La ségrégation ethnique dans les nations à cheval sur les terrains les plus élevés du monde peut être renforcée par la tolérance biologique des différents peuples à l’altitude, selon l’une des premières études à examiner l’effet de l’altitude sur la démographie ethnique.
Les recherches de l’université de Princeton publiées dans la revue Applied Geography suggèrent que les personnes natives des zones de basse altitude peuvent être naturellement écartées de régions telles que le plateau tibétain, les Andes ou l’Himalaya par le mal de l’altitude, qui est causé par une faible concentration d’oxygène dans l’air et peut mettre la vie en danger. Par conséquent, l’homogénéité de la population locale peut augmenter avec l’altitude. Dans les nations partagées par des personnes d’extraction haute et basse, cette séparation peut potentiellement augmenter les tensions ethniques.
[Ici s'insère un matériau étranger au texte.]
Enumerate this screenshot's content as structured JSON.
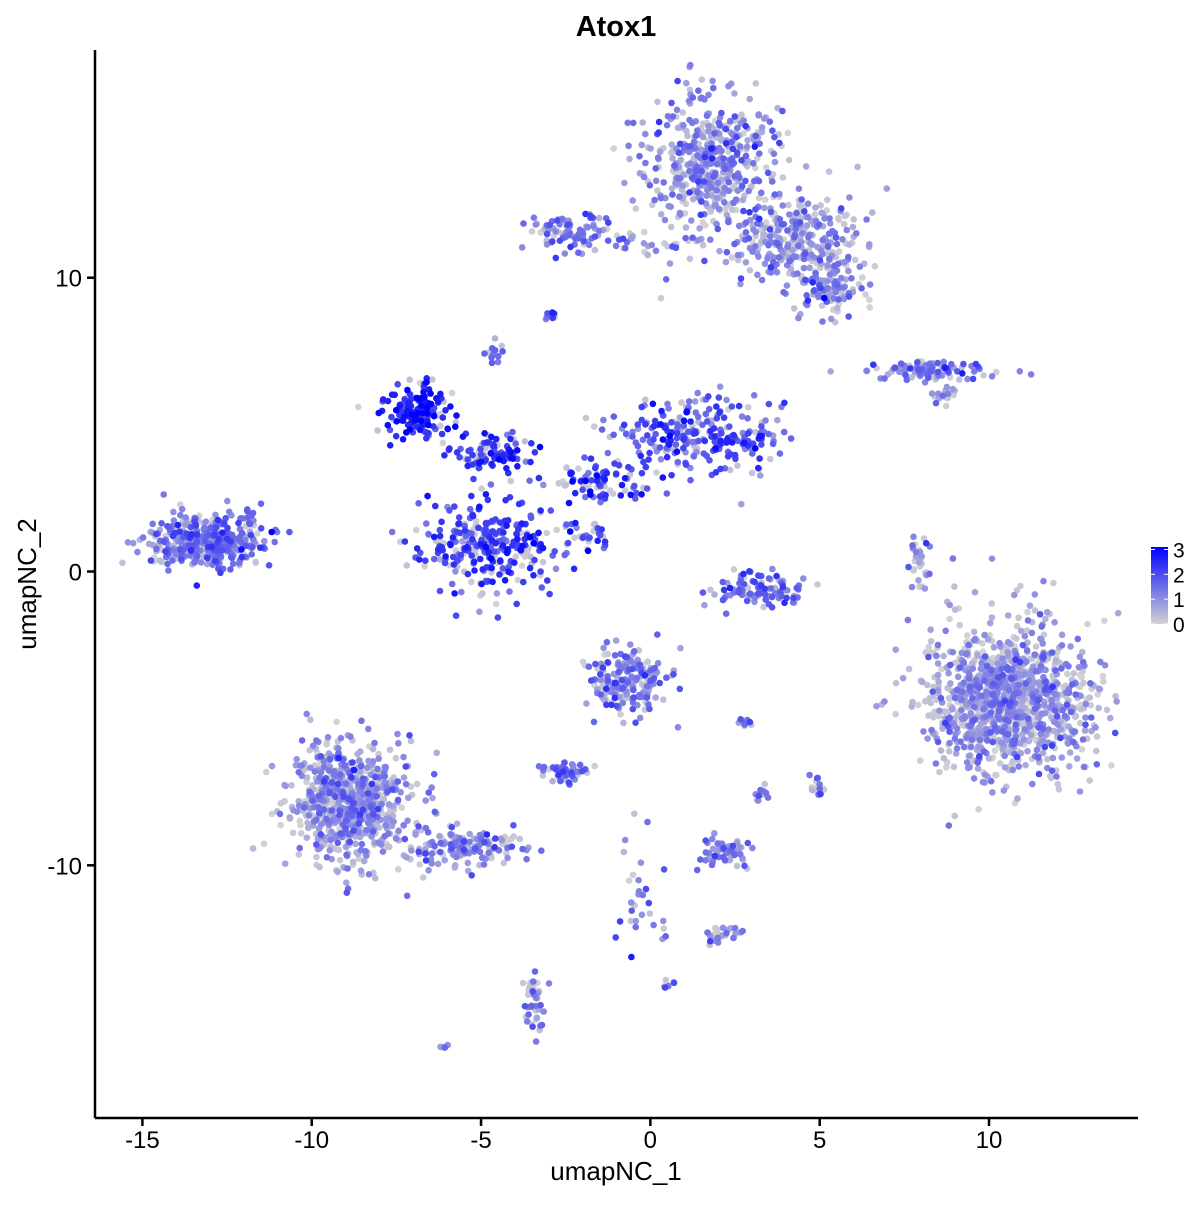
{
  "chart_data": {
    "type": "scatter",
    "title": "Atox1",
    "xlabel": "umapNC_1",
    "ylabel": "umapNC_2",
    "xlim": [
      -16.4,
      14.4
    ],
    "ylim": [
      -18.6,
      17.75
    ],
    "xticks": [
      -15,
      -10,
      -5,
      0,
      5,
      10
    ],
    "yticks": [
      -10,
      0,
      10
    ],
    "xtick_labels": [
      "-15",
      "-10",
      "-5",
      "0",
      "5",
      "10"
    ],
    "ytick_labels": [
      "-10",
      "0",
      "10"
    ],
    "grid": false,
    "color_scale": {
      "low": "#D3D3D3",
      "high": "#0000FF",
      "range": [
        0,
        3.1
      ],
      "ticks": [
        0,
        1,
        2,
        3
      ],
      "tick_labels": [
        "0",
        "1",
        "2",
        "3"
      ],
      "position": "right"
    },
    "clusters_note_free": true,
    "clusters": [
      {
        "x": 1.8,
        "y": 14.0,
        "sx": 1.2,
        "sy": 1.4,
        "n": 500,
        "expr": 1.0
      },
      {
        "x": 4.4,
        "y": 11.3,
        "sx": 1.3,
        "sy": 0.9,
        "n": 280,
        "expr": 1.1
      },
      {
        "x": 5.2,
        "y": 9.6,
        "sx": 0.7,
        "sy": 0.6,
        "n": 110,
        "expr": 1.0
      },
      {
        "x": -2.4,
        "y": 11.6,
        "sx": 0.8,
        "sy": 0.4,
        "n": 80,
        "expr": 1.2
      },
      {
        "x": 0.0,
        "y": 11.2,
        "sx": 1.4,
        "sy": 0.3,
        "n": 40,
        "expr": 0.9
      },
      {
        "x": -13.1,
        "y": 1.06,
        "sx": 1.1,
        "sy": 0.6,
        "n": 420,
        "expr": 1.3
      },
      {
        "x": -6.9,
        "y": 5.5,
        "sx": 0.7,
        "sy": 0.6,
        "n": 150,
        "expr": 2.5
      },
      {
        "x": -4.7,
        "y": 4.0,
        "sx": 0.8,
        "sy": 0.4,
        "n": 100,
        "expr": 2.3
      },
      {
        "x": -4.7,
        "y": 0.9,
        "sx": 1.2,
        "sy": 0.9,
        "n": 300,
        "expr": 2.0
      },
      {
        "x": 1.5,
        "y": 4.6,
        "sx": 1.6,
        "sy": 0.8,
        "n": 260,
        "expr": 1.8
      },
      {
        "x": -1.5,
        "y": 3.1,
        "sx": 0.9,
        "sy": 0.4,
        "n": 80,
        "expr": 2.0
      },
      {
        "x": -1.8,
        "y": 1.2,
        "sx": 0.5,
        "sy": 0.4,
        "n": 30,
        "expr": 2.0
      },
      {
        "x": 3.2,
        "y": -0.6,
        "sx": 0.9,
        "sy": 0.4,
        "n": 100,
        "expr": 1.5
      },
      {
        "x": 8.3,
        "y": 6.85,
        "sx": 1.2,
        "sy": 0.2,
        "n": 100,
        "expr": 1.3
      },
      {
        "x": 8.0,
        "y": 0.4,
        "sx": 0.2,
        "sy": 0.7,
        "n": 30,
        "expr": 1.0
      },
      {
        "x": 10.6,
        "y": -4.4,
        "sx": 1.5,
        "sy": 1.6,
        "n": 1200,
        "expr": 0.8
      },
      {
        "x": -0.7,
        "y": -3.7,
        "sx": 0.7,
        "sy": 0.7,
        "n": 200,
        "expr": 1.2
      },
      {
        "x": -8.85,
        "y": -7.8,
        "sx": 1.1,
        "sy": 1.3,
        "n": 700,
        "expr": 0.9
      },
      {
        "x": -5.6,
        "y": -9.4,
        "sx": 1.2,
        "sy": 0.4,
        "n": 150,
        "expr": 1.1
      },
      {
        "x": -2.5,
        "y": -6.85,
        "sx": 0.4,
        "sy": 0.2,
        "n": 50,
        "expr": 1.3
      },
      {
        "x": 2.2,
        "y": -9.5,
        "sx": 0.5,
        "sy": 0.3,
        "n": 60,
        "expr": 1.2
      },
      {
        "x": -3.4,
        "y": -14.6,
        "sx": 0.2,
        "sy": 0.6,
        "n": 40,
        "expr": 1.2
      },
      {
        "x": -0.3,
        "y": -10.9,
        "sx": 0.5,
        "sy": 1.2,
        "n": 30,
        "expr": 1.0
      },
      {
        "x": 2.1,
        "y": -12.4,
        "sx": 0.4,
        "sy": 0.2,
        "n": 25,
        "expr": 1.1
      },
      {
        "x": -4.6,
        "y": 7.5,
        "sx": 0.15,
        "sy": 0.2,
        "n": 15,
        "expr": 1.0
      },
      {
        "x": -2.95,
        "y": 8.7,
        "sx": 0.15,
        "sy": 0.1,
        "n": 10,
        "expr": 1.3
      },
      {
        "x": 2.8,
        "y": -5.1,
        "sx": 0.2,
        "sy": 0.1,
        "n": 10,
        "expr": 1.5
      },
      {
        "x": 4.9,
        "y": -7.3,
        "sx": 0.15,
        "sy": 0.3,
        "n": 15,
        "expr": 1.5
      },
      {
        "x": 3.3,
        "y": -7.5,
        "sx": 0.1,
        "sy": 0.2,
        "n": 10,
        "expr": 1.2
      },
      {
        "x": -6.05,
        "y": -16.15,
        "sx": 0.1,
        "sy": 0.05,
        "n": 6,
        "expr": 1.2
      },
      {
        "x": 0.53,
        "y": -14.0,
        "sx": 0.1,
        "sy": 0.1,
        "n": 6,
        "expr": 1.2
      },
      {
        "x": 8.7,
        "y": 6.0,
        "sx": 0.3,
        "sy": 0.2,
        "n": 15,
        "expr": 1.1
      }
    ]
  }
}
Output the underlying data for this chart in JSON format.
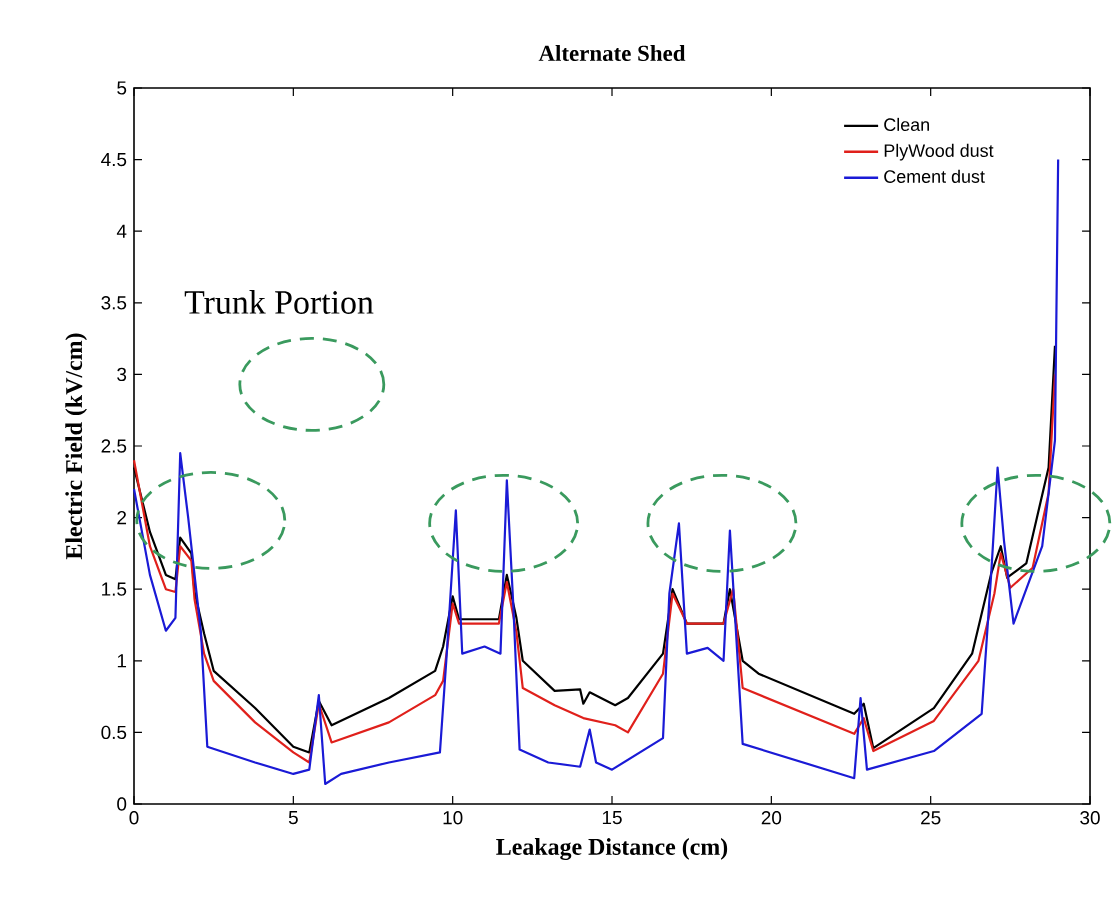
{
  "chart_data": {
    "type": "line",
    "title": "Alternate Shed",
    "xlabel": "Leakage Distance  (cm)",
    "ylabel": "Electric Field  (kV/cm)",
    "annotations": [
      "Trunk Portion"
    ],
    "xlim": [
      0,
      30
    ],
    "ylim": [
      0,
      5
    ],
    "xticks": [
      0,
      5,
      10,
      15,
      20,
      25,
      30
    ],
    "yticks": [
      0,
      0.5,
      1,
      1.5,
      2,
      2.5,
      3,
      3.5,
      4,
      4.5,
      5
    ],
    "legend": "top right",
    "grid": false,
    "marker": "none",
    "series": [
      {
        "name": "Clean",
        "color": "#000000",
        "x": [
          0,
          0.5,
          1.0,
          1.3,
          1.45,
          1.8,
          1.9,
          2.2,
          2.5,
          3.8,
          5.0,
          5.5,
          5.8,
          6.2,
          8.0,
          9.45,
          9.7,
          10.0,
          10.2,
          11.45,
          11.7,
          12.0,
          12.2,
          13.2,
          14.0,
          14.1,
          14.3,
          15.1,
          15.5,
          16.6,
          16.9,
          17.35,
          18.5,
          18.7,
          19.1,
          19.6,
          22.6,
          22.9,
          23.2,
          25.1,
          26.3,
          26.9,
          27.2,
          27.4,
          28.0,
          28.7,
          28.9
        ],
        "values": [
          2.35,
          1.9,
          1.6,
          1.57,
          1.86,
          1.75,
          1.48,
          1.19,
          0.93,
          0.67,
          0.4,
          0.36,
          0.72,
          0.55,
          0.74,
          0.93,
          1.1,
          1.45,
          1.29,
          1.29,
          1.6,
          1.3,
          1.0,
          0.79,
          0.8,
          0.7,
          0.78,
          0.69,
          0.74,
          1.05,
          1.5,
          1.26,
          1.26,
          1.5,
          1.0,
          0.91,
          0.63,
          0.7,
          0.39,
          0.67,
          1.05,
          1.61,
          1.8,
          1.58,
          1.68,
          2.35,
          3.2
        ]
      },
      {
        "name": "PlyWood dust",
        "color": "#e0201b",
        "x": [
          0,
          0.5,
          1.0,
          1.3,
          1.45,
          1.8,
          1.9,
          2.2,
          2.5,
          3.8,
          5.0,
          5.5,
          5.8,
          6.2,
          8.0,
          9.45,
          9.7,
          10.0,
          10.2,
          11.45,
          11.7,
          12.0,
          12.2,
          13.2,
          14.1,
          15.1,
          15.5,
          16.6,
          16.9,
          17.35,
          18.5,
          18.8,
          19.1,
          22.6,
          22.9,
          23.2,
          25.1,
          26.5,
          27.0,
          27.2,
          27.5,
          28.2,
          28.7,
          28.9
        ],
        "values": [
          2.4,
          1.8,
          1.5,
          1.48,
          1.8,
          1.7,
          1.43,
          1.05,
          0.86,
          0.57,
          0.36,
          0.29,
          0.7,
          0.43,
          0.57,
          0.76,
          0.86,
          1.4,
          1.26,
          1.26,
          1.55,
          1.2,
          0.81,
          0.69,
          0.6,
          0.55,
          0.5,
          0.91,
          1.47,
          1.26,
          1.26,
          1.5,
          0.81,
          0.49,
          0.6,
          0.37,
          0.58,
          1.0,
          1.47,
          1.75,
          1.51,
          1.65,
          2.17,
          3.0
        ]
      },
      {
        "name": "Cement dust",
        "color": "#1a1ad6",
        "x": [
          0,
          0.5,
          1.0,
          1.3,
          1.45,
          1.7,
          2.1,
          2.3,
          3.8,
          5.0,
          5.5,
          5.8,
          6.0,
          6.5,
          8.0,
          9.6,
          9.8,
          10.1,
          10.3,
          11.0,
          11.5,
          11.7,
          11.9,
          12.1,
          13.0,
          14.0,
          14.3,
          14.5,
          15.0,
          16.6,
          16.8,
          17.1,
          17.35,
          18.0,
          18.5,
          18.7,
          19.1,
          22.6,
          22.8,
          23.0,
          25.1,
          26.6,
          26.9,
          27.1,
          27.3,
          27.6,
          28.5,
          28.9,
          29.0
        ],
        "values": [
          2.2,
          1.6,
          1.21,
          1.3,
          2.45,
          2.0,
          1.2,
          0.4,
          0.29,
          0.21,
          0.24,
          0.76,
          0.14,
          0.21,
          0.29,
          0.36,
          1.0,
          2.05,
          1.05,
          1.1,
          1.05,
          2.26,
          1.4,
          0.38,
          0.29,
          0.26,
          0.52,
          0.29,
          0.24,
          0.46,
          1.47,
          1.96,
          1.05,
          1.09,
          1.0,
          1.91,
          0.42,
          0.18,
          0.74,
          0.24,
          0.37,
          0.63,
          1.61,
          2.35,
          1.84,
          1.26,
          1.8,
          2.54,
          4.5
        ]
      }
    ]
  }
}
Les chercheurs ont étudié le Tibet et ont constaté que l’altitude a fortement influencé la localisation de la population de Chinois Han de la région environnante, qui représentent 92 % de la population chinoise et sont originaires des plaines orientales du pays. L’altitude moyenne du Tibet est d’environ 4 380 mètres au-dessus du niveau de la mer. Selon les chercheurs, le nombre d’établissements comptant une importante population chinoise Han atteint son maximum à environ 2 700 mètres, tandis que les établissements tibétains ne commencent à se tarir qu’au-delà de 5 200 mètres. Les chercheurs attribuent la chute soudaine de la population chinoise Han au mal de l’altitude, et citent des recherches existantes montrant que les Chinois Han sont effectivement sensibles au mal de l’altitude dans les zones où les Tibétains prospèrent.
Des recherches de l’Université de Princeton suggèrent que l’altitude peut barrer les groupes ethniques natifs des zones de basse altitude des zones de haute altitude comme le plateau tibétain et les Andes, ce qui pourrait provoquer une ségrégation et des tensions ethniques. Les chercheurs ont étudié la présence traditionnelle et actuelle des Chinois Han dans la patrie tibétaine. Une carte (ci-dessus) de 1 960 localités indiquait si un lieu portait un nom chinois Han (points rouges) ou tibétain (points bleus). La présence de villes traditionnellement chinoises a atteint un pic à 2 700 mètres (8 900 pieds) au-dessus du niveau de la mer (zones jaunes). Parallèlement, le plus grand nombre d’établissements portant un nom tibétain se trouve à 14 760 pieds, soit 4 500 mètres (zone blanche). (Image de T. Wangyal Shawa)
Premier auteur Christopher Paik, qui a entrepris l’étude en tant que chercheur postdoctoral dans le cadre du projet Empirical Studies of Conflict de la Woodrow Wilson School of Public and International Affairs de Princeton, a déclaré que la recherche ajoute une nouvelle dimension à l’étude de la façon dont le terrain influence les modèles démographiques. Ce domaine explore déjà le rôle de facteurs tels que la qualité du sol et l’accès à la mer. Les effets biologiques de l’élévation font de l’altitude une mesure particulièrement objective et fiable pour aider à déterminer et à comprendre comment les populations autour des zones les plus élevées du monde se forment, a-t-il dit.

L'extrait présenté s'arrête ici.